What distinguishes “A Most Wanted Man” is the performances, including by Nina Hoss and Daniel Bruhl as detectives on Gunther’‍s team; the Hamburg and Berlin backdrops echoing the skulduggery, enormity and impersonal nature of the task at hand; and the golden nuggets of dialogue. At one point Gunther says he has given his word on something, “and this time, I want it to mean something,” and Ms. Wright suggests, “Every good man has a little bit of bad, doesn’‍t he?”
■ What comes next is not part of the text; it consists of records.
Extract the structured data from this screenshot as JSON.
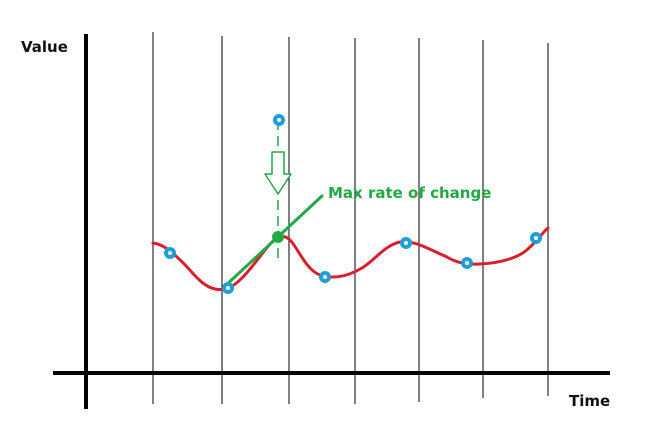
{
  "diagram": {
    "ylabel": "Value",
    "xlabel": "Time",
    "annotation": "Max rate of change",
    "colors": {
      "axes": "#000000",
      "grid": "#000000",
      "curve": "#d8202a",
      "sample": "#1f9ed8",
      "highlight": "#22a845",
      "guide": "#22a845"
    }
  }
}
Mr. Hoffman and Ms. Wright quietly thrust and parry as they acknowledge distrust and how old habits —  the other’‍s, of course — die hard. But they’‍re living in a world fraught with and frightened of terrorism and with new interpretations of justice. If a suspect who is allowed to stay free sets off a bomb, fingers will be quickly pointed and blame assigned.

Even those supposedly on the same side and country have different agendas and alliances and hard-charging or shadowy tactics that range from eavesdropping in a public place to slamming a black hood over someone’‍s head and hustling the person into a van. 

“A Most Wanted Man” is closer to Mr. Corbijn’‍s 2010 suspense thriller “The American,” starring George Clooney as an American who crafts guns for assassins, than “Control,” his 2007 biopic of Ian Curtis, the suicidal lead singer of Joy Division. Here, he ratchets up the tension during the signing of some documents as if he were filming the assembling or disarming of a bomb.

Screenwriter Andrew Bovell (“Strictly Ballroom,” “Lantana,” “Edge of Darkness”) alters a final exchange from the novel and makes it wordless, magnifying its power. At that point, there really is nothing left to say, other than an expletive.